Искупление (СИ) - "LoudSilence". Страница 41

— Я уверена — я вру — лишь в одном способе поймать Беллатрису и отправить за решетку часть Пожирателей. Считайте это моей первой неофициальной миссией аврора.

— Вы согласны? — она изумлена и почти рада, хоть и в морщинах у глаз копится усталое беспокойство за произошедший утром инцидент.

— Профессор… Вам вряд ли понравится мое предложение.

— Хотите, чтобы я сразу ответила нет или все же вас выслушала, мисс Грейнджер? — она слегка поднимает уголки губ, но не скрывает легкого недоверия во взгляде.

— Я отдаю себе отчет. И обещаю действовать со всей возможной осторожностью. И ни за что не в одиночку, но…

— Но что же?

— Я верю разным слухам, профессор. В том числе об отшельниках-изобретателях, так некстати скрывающихся Министерства. И я слышала про достижения Виконта. И совсем недавно видела его в стенах нашей школы…

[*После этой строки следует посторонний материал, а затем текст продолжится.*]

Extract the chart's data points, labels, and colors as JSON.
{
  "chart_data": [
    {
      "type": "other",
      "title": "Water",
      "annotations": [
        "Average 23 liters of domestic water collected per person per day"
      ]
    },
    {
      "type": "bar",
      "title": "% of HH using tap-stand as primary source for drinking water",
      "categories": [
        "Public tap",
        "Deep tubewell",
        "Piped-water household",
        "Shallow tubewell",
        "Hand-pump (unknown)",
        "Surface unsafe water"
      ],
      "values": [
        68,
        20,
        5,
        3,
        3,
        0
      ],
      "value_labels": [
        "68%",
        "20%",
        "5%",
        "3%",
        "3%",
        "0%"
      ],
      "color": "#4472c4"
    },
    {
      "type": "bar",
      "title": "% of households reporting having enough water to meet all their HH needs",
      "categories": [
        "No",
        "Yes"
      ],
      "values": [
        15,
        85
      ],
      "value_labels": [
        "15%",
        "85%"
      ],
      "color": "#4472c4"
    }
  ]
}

Я настолько встревожена, что начинаю переступать с одной ноги на другую, боясь чего-то незримого, предвкушая моменты, по сложности не сравнимые даже с сегодняшним смешным до ужаса боем.

Умереть — просто. А жить — стоит постараться.

Спустя несколько минут дверь из красного дерева поддается трепету моего желания и бесшумно возникает на расстоянии вытянутой руки. Выдыхаю с облегчением и тру покрасневшие, вероятно, уже опухшие глаза — остается найти в бесчисленных коробках мою вакцину для души. И если бы речь шла об огневиски, я давно бы спилась в одной из подворотен.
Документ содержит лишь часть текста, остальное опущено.